Yes, this is assuredly a cautionary tale of sorts in which the morally reprehensible practice known as “conversion therapy” (though it provides no therapy for nor converts anything within people) is the target of a sort of allegory. The film is quite pointed in the ways it incorporates some of its imagery to bring that process to mind, especially because the effect upon the body could easily stand in for the process of electrically shocking the victims of such therapy. We also acknowledge that the stakes in each boy’s personal relationships are quite akin to those relayed in real stories of such practices and their effects.

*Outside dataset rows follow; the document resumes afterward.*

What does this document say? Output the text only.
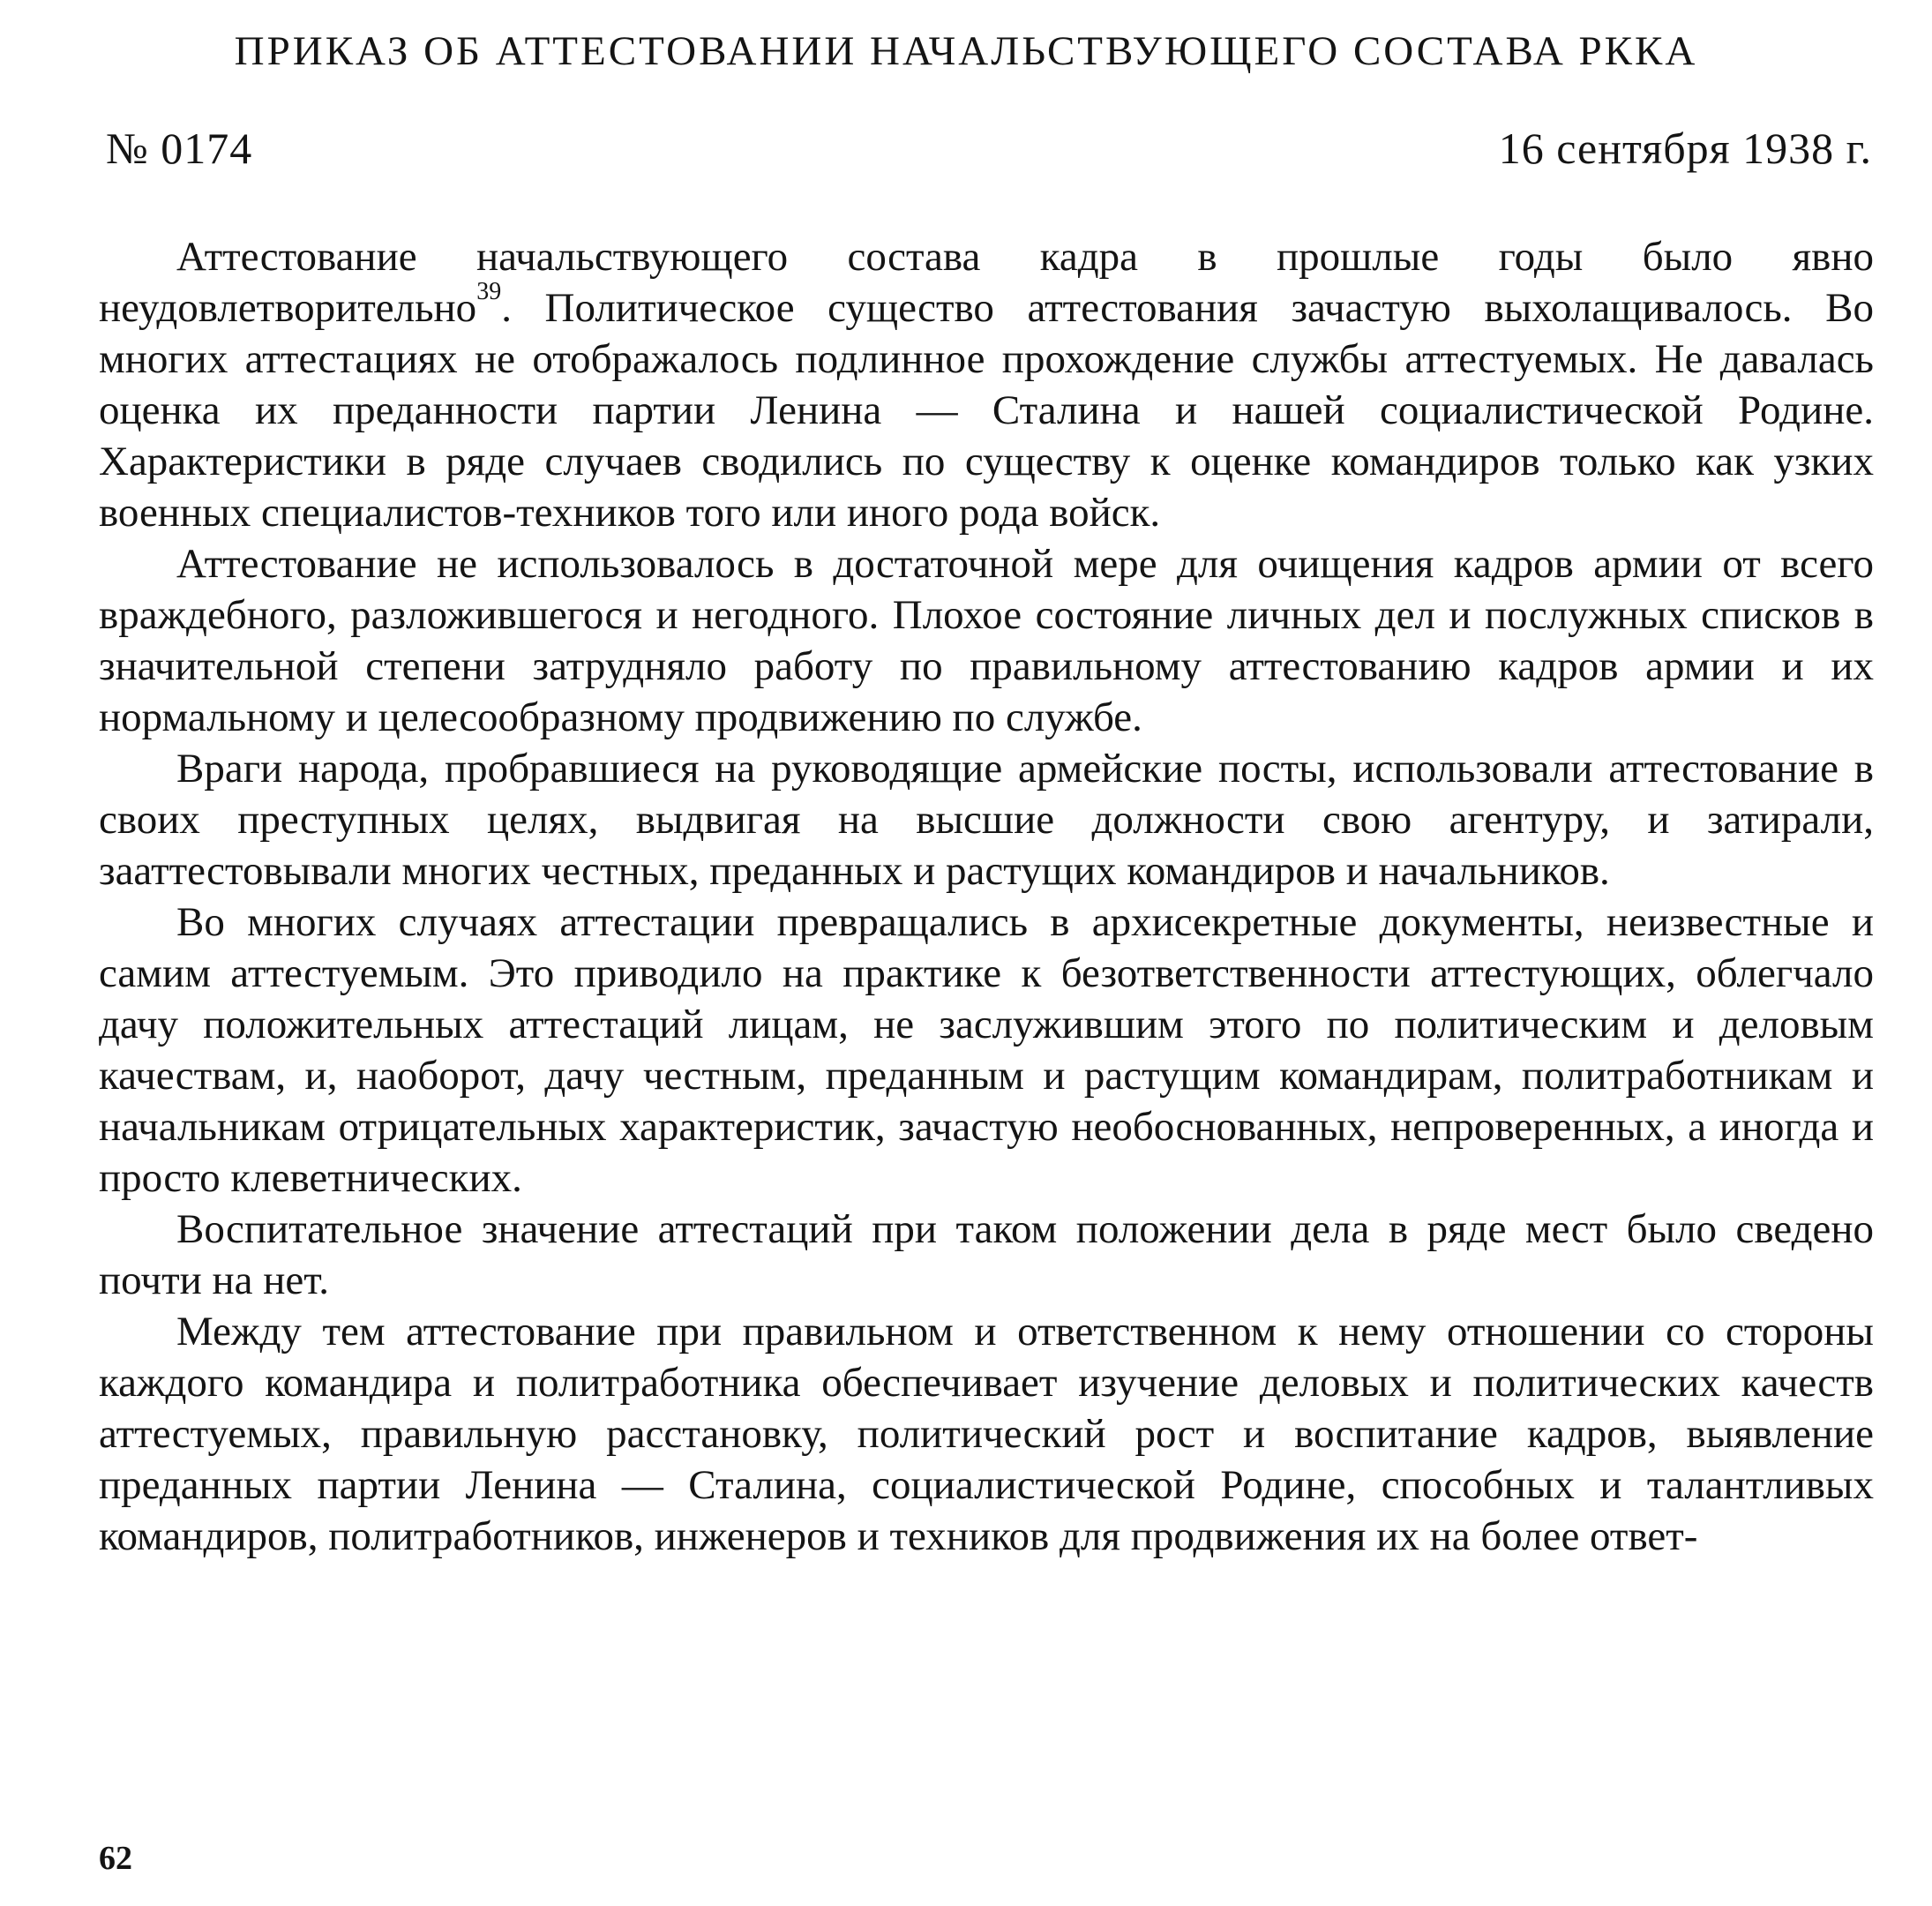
ПРИКАЗ ОБ АТТЕСТОВАНИИ НАЧАЛЬСТВУЮЩЕГО СОСТАВА РККА
№ 0174	16 сентября 1938 г.

Аттестование начальствующего состава кадра в прошлые годы было явно неудовлетворительно$^{39}$. Политическое существо аттестования зачастую выхолащивалось. Во многих аттестациях не отображалось подлинное прохождение службы аттестуемых. Не давалась оценка их преданности партии Ленина — Сталина и нашей социалистической Родине. Характеристики в ряде случаев сводились по существу к оценке командиров только как узких военных специалистов-техников того или иного рода войск.

Аттестование не использовалось в достаточной мере для очищения кадров армии от всего враждебного, разложившегося и негодного. Плохое состояние личных дел и послужных списков в значительной степени затрудняло работу по правильному аттестованию кадров армии и их нормальному и целесообразному продвижению по службе.

Враги народа, пробравшиеся на руководящие армейские посты, использовали аттестование в своих преступных целях, выдвигая на высшие должности свою агентуру, и затирали, зааттестовывали многих честных, преданных и растущих командиров и начальников.

Во многих случаях аттестации превращались в архисекретные документы, неизвестные и самим аттестуемым. Это приводило на практике к безответственности аттестующих, облегчало дачу положительных аттестаций лицам, не заслужившим этого по политическим и деловым качествам, и, наоборот, дачу честным, преданным и растущим командирам, политработникам и начальникам отрицательных характеристик, зачастую необоснованных, непроверенных, а иногда и просто клеветнических.

Воспитательное значение аттестаций при таком положении дела в ряде мест было сведено почти на нет.

Между тем аттестование при правильном и ответственном к нему отношении со стороны каждого командира и политработника обеспечивает изучение деловых и политических качеств аттестуемых, правильную расстановку, политический рост и воспитание кадров, выявление преданных партии Ленина — Сталина, социалистической Родине, способных и талантливых командиров, политработников, инженеров и техников для продвижения их на более ответ-

62
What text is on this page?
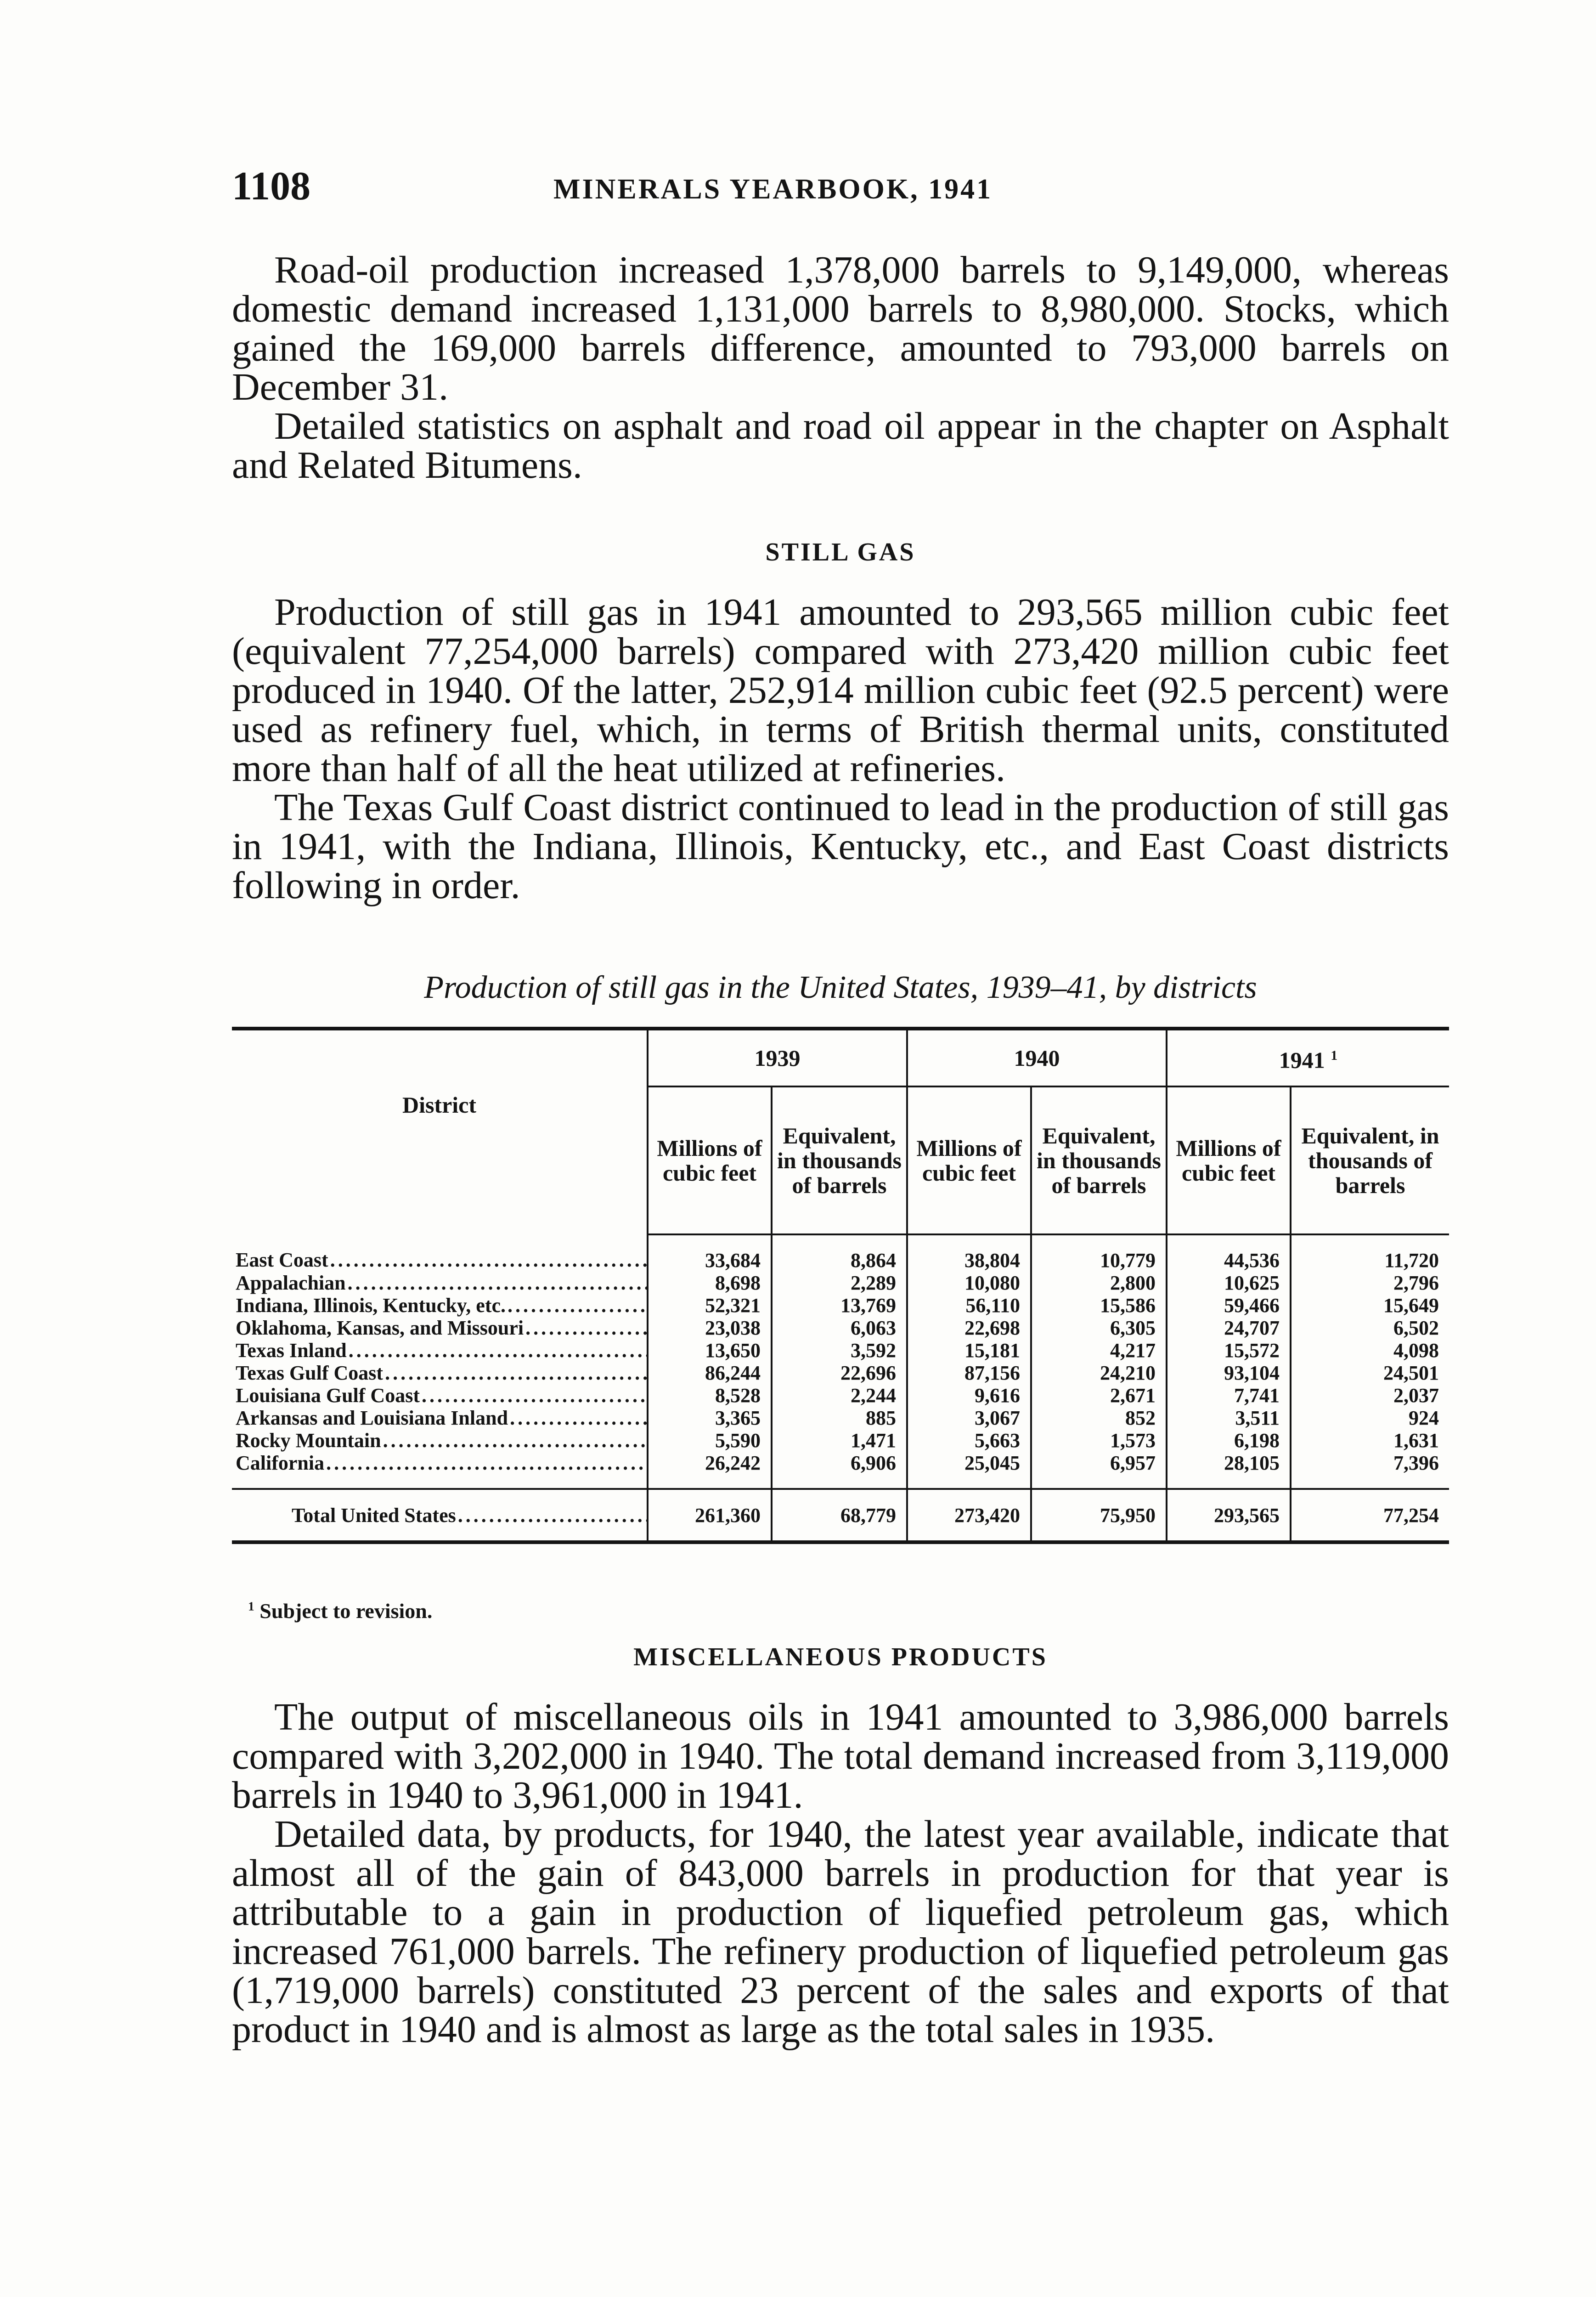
1108	MINERALS YEARBOOK, 1941

Road-oil production increased 1,378,000 barrels to 9,149,000, whereas domestic demand increased 1,131,000 barrels to 8,980,000. Stocks, which gained the 169,000 barrels difference, amounted to 793,000 barrels on December 31.

Detailed statistics on asphalt and road oil appear in the chapter on Asphalt and Related Bitumens.

STILL GAS

Production of still gas in 1941 amounted to 293,565 million cubic feet (equivalent 77,254,000 barrels) compared with 273,420 million cubic feet produced in 1940. Of the latter, 252,914 million cubic feet (92.5 percent) were used as refinery fuel, which, in terms of British thermal units, constituted more than half of all the heat utilized at refineries.

The Texas Gulf Coast district continued to lead in the production of still gas in 1941, with the Indiana, Illinois, Kentucky, etc., and East Coast districts following in order.

Production of still gas in the United States, 1939–41, by districts

District	1939		1940		1941 $^1$
	Millions of cubic feet	Equivalent, in thousands of barrels	Millions of cubic feet	Equivalent, in thousands of barrels	Millions of cubic feet	Equivalent, in thousands of barrels
East Coast .....	33,684	8,864	38,804	10,779	44,536	11,720
Appalachian .....	8,698	2,289	10,080	2,800	10,625	2,796
Indiana, Illinois, Kentucky, etc. .....	52,321	13,769	56,110	15,586	59,466	15,649
Oklahoma, Kansas, and Missouri .....	23,038	6,063	22,698	6,305	24,707	6,502
Texas Inland .....	13,650	3,592	15,181	4,217	15,572	4,098
Texas Gulf Coast .....	86,244	22,696	87,156	24,210	93,104	24,501
Louisiana Gulf Coast .....	8,528	2,244	9,616	2,671	7,741	2,037
Arkansas and Louisiana Inland .....	3,365	885	3,067	852	3,511	924
Rocky Mountain .....	5,590	1,471	5,663	1,573	6,198	1,631
California .....	26,242	6,906	25,045	6,957	28,105	7,396
Total United States .....	261,360	68,779	273,420	75,950	293,565	77,254
$^1$ Subject to revision.

MISCELLANEOUS PRODUCTS

The output of miscellaneous oils in 1941 amounted to 3,986,000 barrels compared with 3,202,000 in 1940. The total demand increased from 3,119,000 barrels in 1940 to 3,961,000 in 1941.

Detailed data, by products, for 1940, the latest year available, indicate that almost all of the gain of 843,000 barrels in production for that year is attributable to a gain in production of liquefied petroleum gas, which increased 761,000 barrels. The refinery production of liquefied petroleum gas (1,719,000 barrels) constituted 23 percent of the sales and exports of that product in 1940 and is almost as large as the total sales in 1935.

Arlene, for instance, does sort of a bad job pretending that she doesn’t know the extent to which Naim is being mistreated within the walls of this place, though she does eventually reveal her intentions—which, because the film is smartly written and does not boil down the characters to be obvious heroes or villains, are rooted in something as utterly sad as it is misguided. Without spoiling too much, let’s only say that the relationship is fractured and a whisper of what it might once have been, practically destroyed by the absence of Naim’s father but unable, because of the mother’s newfound fundamentalism, to find some foothold in peace. The movie doesn’t quite dig into the dynamics of this relationship, almost by nature, though Wasikowska is good here in the limited but impactful screen time she gets.
If the film shortchanges a few of its storytelling avenues, that could be explained by its dedication to the central relationship, and Bird and Clausen are both strong enough in their portrayals of uncertain youth, complicated by supernatural matters of a horrifying kind. It’s also why the beginning of this review was so adamant about its true intentions as an exercise in its genre. This movie is quite, quite scary, in ways that run deeper than the superficial shock of the gruesome violence.
Chiarella builds toward the horror here, particularly proud of the way he stages and executes the scenes in which an entity, possessing both Naim and Ryan at any given point, follows with an unblinking stare or, upon capturing its prey, throttles its victim at the neck before exacting appalling violence upon their person. That’s why the first brush with this concept is so unsettling: We see it from afar, from a third-person perspective and only in part, on account of some objects hiding the nature of the entity. He appears as the victim’s besotted, but only to that victim, whereas to everyone else it’s an empty space.
This idea guides the entire film through its horror trappings, including a stalk-and-kill climax that’s as cleverly devised as it is genuinely suspenseful. Leviticus works well enough as an allegory, but it flourishes in more carnal ways.